I used a very different algebraic method for the following problem. The math teacher shows two methods in his video, neither of which I used (my solution will be in the comments). I think the teacher's first method and my own method are roughly equivalent in efficiency, but the teacher's second method is short and pretty innovative, being the sort of out-of-the-box thinking I have little aptitude for. Try the problem out, look at my solution, look at the teacher's solutions, and decide which one is best.
We're given a big rectangle divided into three smaller rectangles by vertical line segments. The area of the skinny, left-hand rectangle is 80; the area of the thicker right-hand rectangle is 176. Our task is to find the area of the center rectangle, marked in yellow.
ReplyDeleteUsing my nomenclature, and looking at how the long horizontal sides are divided into three shorter segments each, let's call the shortest segment, associated with the 80-area rectangle, x. Let's call the medium segment, associated with the 176-area rectangle, y. Let's call the height of all these rectangles z.

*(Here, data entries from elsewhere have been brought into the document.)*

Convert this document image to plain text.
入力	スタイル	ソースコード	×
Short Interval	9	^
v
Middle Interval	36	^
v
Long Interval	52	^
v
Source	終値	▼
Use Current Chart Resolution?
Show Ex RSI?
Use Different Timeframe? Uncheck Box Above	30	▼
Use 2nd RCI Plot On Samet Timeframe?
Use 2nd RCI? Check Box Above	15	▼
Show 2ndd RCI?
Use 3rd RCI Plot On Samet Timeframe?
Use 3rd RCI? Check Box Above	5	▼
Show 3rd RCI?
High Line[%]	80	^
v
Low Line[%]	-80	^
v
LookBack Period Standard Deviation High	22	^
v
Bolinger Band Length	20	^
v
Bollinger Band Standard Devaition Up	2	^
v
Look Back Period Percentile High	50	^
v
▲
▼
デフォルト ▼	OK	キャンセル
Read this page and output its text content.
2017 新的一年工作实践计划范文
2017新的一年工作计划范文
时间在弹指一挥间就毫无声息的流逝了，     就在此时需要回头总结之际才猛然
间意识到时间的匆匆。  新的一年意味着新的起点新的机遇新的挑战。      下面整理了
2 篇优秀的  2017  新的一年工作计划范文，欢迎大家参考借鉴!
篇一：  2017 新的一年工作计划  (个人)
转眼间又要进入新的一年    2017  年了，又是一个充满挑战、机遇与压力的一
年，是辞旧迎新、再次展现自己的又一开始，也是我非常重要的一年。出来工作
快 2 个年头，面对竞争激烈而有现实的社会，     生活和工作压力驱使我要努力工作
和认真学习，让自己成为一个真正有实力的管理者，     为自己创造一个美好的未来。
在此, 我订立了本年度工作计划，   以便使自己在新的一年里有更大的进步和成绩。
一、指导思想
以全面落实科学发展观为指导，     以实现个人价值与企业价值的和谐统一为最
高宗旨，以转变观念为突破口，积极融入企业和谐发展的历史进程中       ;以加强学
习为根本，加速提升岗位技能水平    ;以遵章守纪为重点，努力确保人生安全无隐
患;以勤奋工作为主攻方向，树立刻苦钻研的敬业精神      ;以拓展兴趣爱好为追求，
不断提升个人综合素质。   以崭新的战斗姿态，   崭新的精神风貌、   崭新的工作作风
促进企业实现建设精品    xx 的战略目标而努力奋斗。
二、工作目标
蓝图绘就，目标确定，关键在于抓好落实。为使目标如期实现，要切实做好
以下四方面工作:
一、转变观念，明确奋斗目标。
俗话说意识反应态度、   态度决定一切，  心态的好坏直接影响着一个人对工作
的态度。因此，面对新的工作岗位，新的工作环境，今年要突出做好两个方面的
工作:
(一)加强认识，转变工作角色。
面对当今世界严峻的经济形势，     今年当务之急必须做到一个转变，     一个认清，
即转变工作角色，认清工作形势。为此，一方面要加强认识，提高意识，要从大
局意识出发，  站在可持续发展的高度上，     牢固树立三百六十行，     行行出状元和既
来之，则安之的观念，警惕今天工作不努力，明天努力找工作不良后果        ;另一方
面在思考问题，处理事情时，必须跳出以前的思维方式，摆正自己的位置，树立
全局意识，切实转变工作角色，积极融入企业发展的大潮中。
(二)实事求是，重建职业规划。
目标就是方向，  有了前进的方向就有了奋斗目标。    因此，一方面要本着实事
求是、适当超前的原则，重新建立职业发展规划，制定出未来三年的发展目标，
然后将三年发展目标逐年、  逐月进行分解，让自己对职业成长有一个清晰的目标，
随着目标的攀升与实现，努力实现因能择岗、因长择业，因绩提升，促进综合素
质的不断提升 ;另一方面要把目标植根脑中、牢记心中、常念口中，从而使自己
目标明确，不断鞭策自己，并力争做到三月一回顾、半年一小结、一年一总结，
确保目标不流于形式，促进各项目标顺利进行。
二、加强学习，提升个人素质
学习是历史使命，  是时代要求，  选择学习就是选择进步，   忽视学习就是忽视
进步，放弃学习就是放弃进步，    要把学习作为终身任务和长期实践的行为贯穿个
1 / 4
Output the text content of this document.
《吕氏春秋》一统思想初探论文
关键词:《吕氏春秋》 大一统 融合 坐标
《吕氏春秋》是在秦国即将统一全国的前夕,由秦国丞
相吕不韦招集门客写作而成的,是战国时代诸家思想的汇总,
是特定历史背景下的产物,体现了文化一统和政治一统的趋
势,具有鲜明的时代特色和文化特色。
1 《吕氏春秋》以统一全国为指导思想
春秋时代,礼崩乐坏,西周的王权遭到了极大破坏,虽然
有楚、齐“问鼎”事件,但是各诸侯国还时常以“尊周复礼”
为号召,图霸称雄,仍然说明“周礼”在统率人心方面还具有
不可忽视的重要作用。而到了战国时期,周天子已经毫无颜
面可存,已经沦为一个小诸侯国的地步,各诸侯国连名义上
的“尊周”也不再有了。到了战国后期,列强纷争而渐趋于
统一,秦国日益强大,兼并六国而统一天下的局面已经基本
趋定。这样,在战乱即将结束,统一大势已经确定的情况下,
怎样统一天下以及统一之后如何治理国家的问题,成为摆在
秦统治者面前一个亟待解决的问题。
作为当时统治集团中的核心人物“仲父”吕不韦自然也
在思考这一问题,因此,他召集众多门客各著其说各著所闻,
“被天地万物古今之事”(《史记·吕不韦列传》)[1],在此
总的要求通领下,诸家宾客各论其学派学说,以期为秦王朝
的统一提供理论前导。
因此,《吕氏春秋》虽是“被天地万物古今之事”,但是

Finally, let's call the length of the middle rectangle's horizontal side a.
Here's a few things we now know:
32 + y = 40 + x (long side = long side)
x + a = 32
y + a = 40
y - x = 8
xz = 80
yz = 176
Those last two equations are crucial because you can now establish a proportion:
yz/xz = 176/80
The "z"s cancel, so
y/x = 176/80 = 2.2/1
So y = 2.2x! Ha!
Since we know y - x = 8, let's swap in 2.2x for y:
2.2x - x = 8
That becomes 1.2x = 8, so
x = 20/3
The long side of the rectangle is therefore
40 + 20/3, or in decimals, 46.6̄ (i.e., 46⅔).
To solve for z, then, we go
(20/3)z = 80
z = 12
We could solve for y, but at this point, we can calculate the area of the large rectangle, then subtract the areas of the blue and green rectangles to find the area of the yellow rectangle.
The area of the big rectangle is
12(46.6̄) = 560
So the area of the yellow rectangle is
560 - 176 - 80 = 304.
QED.
I'm not totally satisfied with the above explanation because I suspect it includes a few extra, unnecessary steps. But at the beginning, I felt it was a good idea to lay out as many equations as I could even if I didn't end up using them all.